Jones complied, however he says the extra fine-grained response from Microsoft’s authorized crew by no means arrived. “I never received an explanation or justification from them,” he wrote. He says additional makes an attempt to be taught extra from the corporate’s authorized division had been ignored. “Microsoft’s legal department has still not responded or communicated directly with me,” he wrote.
An OpenAI spokesperson wrote to Engadget in an e mail, “We immediately investigated the Microsoft employee’s report when we received it on December 1 and confirmed that the technique he shared does not bypass our safety systems. Safety is our priority and we take a multi-pronged approach. In the underlying DALL-E 3 model, we’ve worked to filter the most explicit content from its training data including graphic sexual and violent content, and have developed robust image classifiers that steer the model away from generating harmful images.
“We’ve also implemented additional safeguards for our products, ChatGPT and the DALL-E API – including declining requests that ask for a public figure by name,” the OpenAI spokesperson continued. “We identify and refuse messages that violate our policies and filter all generated images before they are shown to the user. We use external expert red teaming to test for misuse and strengthen our safeguards.”
In the meantime, a Microsoft spokesperson wrote to Engadget, “We are committed to addressing any and all concerns employees have in accordance with our company policies, and appreciate the employee’s effort in studying and testing our latest technology to further enhance its safety. When it comes to safety bypasses or concerns that could have a potential impact on our services or our partners, we have established robust internal reporting channels to properly investigate and remediate any issues, which we recommended that the employee utilize so we could appropriately validate and test his concerns before escalating it publicly.”
“Since his report concerned an OpenAI product, we encouraged him to report through OpenAI’s standard reporting channels and one of our senior product leaders shared the employee’s feedback with OpenAI, who investigated the matter right away,” wrote the Microsoft spokesperson. “At the same time, our teams investigated and confirmed that the techniques reported did not bypass our safety filters in any of our AI-powered image generation solutions. Employee feedback is a critical part of our culture, and we are connecting with this colleague to address any remaining concerns he may have.”

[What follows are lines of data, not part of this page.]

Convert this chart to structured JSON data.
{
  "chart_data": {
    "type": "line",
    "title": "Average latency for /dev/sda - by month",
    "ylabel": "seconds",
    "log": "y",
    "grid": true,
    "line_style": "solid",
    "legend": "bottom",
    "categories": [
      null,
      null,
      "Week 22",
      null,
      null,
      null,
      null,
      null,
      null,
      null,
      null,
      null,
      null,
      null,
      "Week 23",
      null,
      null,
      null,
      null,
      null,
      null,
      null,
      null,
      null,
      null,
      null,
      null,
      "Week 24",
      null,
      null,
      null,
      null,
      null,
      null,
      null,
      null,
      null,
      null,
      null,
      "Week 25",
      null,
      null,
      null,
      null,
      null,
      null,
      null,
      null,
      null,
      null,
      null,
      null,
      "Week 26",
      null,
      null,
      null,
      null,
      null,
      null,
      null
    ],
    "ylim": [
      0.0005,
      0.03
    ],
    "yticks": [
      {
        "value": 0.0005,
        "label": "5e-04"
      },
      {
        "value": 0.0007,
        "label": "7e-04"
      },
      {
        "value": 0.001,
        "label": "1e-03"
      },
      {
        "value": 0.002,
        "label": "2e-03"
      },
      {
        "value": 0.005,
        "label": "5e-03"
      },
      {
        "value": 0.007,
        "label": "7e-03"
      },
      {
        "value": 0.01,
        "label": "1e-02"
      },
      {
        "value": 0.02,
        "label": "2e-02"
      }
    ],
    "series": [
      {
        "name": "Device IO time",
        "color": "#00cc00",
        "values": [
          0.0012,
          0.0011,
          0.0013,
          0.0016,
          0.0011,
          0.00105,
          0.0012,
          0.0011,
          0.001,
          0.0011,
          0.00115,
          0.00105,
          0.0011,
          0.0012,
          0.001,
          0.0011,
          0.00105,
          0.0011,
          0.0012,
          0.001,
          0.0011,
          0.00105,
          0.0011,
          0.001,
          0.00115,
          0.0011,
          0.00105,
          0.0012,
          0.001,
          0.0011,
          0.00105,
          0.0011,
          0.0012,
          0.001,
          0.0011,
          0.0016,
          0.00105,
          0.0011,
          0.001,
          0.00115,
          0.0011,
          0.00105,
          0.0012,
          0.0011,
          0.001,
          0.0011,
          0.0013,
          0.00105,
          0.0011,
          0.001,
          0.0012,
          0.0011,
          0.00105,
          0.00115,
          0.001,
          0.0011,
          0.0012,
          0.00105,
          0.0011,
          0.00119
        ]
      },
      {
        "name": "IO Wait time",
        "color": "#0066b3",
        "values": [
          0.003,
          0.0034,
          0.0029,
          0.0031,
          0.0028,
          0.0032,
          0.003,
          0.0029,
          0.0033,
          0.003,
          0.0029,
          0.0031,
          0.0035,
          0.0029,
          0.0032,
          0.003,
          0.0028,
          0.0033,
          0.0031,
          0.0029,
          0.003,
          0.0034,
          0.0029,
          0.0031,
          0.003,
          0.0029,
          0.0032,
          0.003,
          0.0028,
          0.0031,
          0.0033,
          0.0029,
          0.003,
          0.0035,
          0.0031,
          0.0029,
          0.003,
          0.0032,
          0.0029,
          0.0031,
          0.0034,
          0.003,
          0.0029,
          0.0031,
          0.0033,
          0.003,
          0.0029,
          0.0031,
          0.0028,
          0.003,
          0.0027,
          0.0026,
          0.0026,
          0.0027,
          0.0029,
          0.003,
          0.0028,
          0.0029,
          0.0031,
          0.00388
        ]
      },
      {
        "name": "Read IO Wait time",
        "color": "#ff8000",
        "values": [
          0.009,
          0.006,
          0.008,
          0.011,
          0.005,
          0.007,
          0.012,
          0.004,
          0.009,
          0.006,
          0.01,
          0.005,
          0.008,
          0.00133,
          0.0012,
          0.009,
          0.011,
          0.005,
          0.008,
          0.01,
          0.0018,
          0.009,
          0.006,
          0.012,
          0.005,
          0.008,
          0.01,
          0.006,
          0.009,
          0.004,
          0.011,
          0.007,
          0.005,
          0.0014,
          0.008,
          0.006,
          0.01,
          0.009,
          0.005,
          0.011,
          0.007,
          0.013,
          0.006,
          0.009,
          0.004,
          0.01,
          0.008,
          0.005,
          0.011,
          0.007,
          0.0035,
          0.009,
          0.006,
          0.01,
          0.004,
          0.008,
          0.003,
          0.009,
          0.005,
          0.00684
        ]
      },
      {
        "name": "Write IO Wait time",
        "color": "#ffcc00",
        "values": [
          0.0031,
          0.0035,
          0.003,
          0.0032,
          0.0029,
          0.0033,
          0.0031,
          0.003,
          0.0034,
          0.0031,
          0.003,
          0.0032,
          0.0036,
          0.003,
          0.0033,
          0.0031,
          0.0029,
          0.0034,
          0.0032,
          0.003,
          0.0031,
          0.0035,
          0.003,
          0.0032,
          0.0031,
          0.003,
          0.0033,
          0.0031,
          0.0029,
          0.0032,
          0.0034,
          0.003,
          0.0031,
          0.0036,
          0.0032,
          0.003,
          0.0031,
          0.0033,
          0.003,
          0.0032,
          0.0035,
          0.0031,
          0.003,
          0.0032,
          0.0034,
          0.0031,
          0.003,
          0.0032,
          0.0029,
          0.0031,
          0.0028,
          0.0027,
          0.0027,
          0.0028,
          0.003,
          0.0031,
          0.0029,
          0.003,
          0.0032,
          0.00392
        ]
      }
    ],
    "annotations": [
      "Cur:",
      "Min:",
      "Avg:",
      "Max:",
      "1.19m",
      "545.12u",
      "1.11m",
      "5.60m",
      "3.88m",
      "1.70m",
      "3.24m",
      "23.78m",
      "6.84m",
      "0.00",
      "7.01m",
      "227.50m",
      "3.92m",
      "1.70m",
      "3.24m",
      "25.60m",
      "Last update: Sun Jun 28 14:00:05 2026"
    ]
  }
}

Microsoft added that its Workplace of Accountable AI has established an inner reporting instrument for workers to report and escalate considerations about AI fashions.
The whistleblower says the pornographic deepfakes of Taylor Swift that circulated on X final week are one illustration of what related vulnerabilities might produce if left unchecked. 404 Media reported Monday that Microsoft Designer, which makes use of DALL-E 3 as a backend, was a part of the deepfakers’ toolset that made the video. The publication claims Microsoft, after being notified, patched that exact loophole.
“Microsoft was aware of these vulnerabilities and the potential for abuse,” Jones concluded. It isn’t clear if the exploits used to make the Swift deepfake had been instantly associated to these Jones reported in December.
Jones urges his representatives in Washington, DC, to take motion. He suggests the US authorities create a system for reporting and monitoring particular AI vulnerabilities — whereas defending staff like him who converse out. “We need to hold companies accountable for the safety of their products and their responsibility to disclose known risks to the public,” he wrote. “Concerned employees, like myself, should not be intimidated into staying silent.”
Replace, January 30, 2024, 8:41 PM ET: This story has been up to date so as to add statements to Engadget from OpenAI and Microsoft.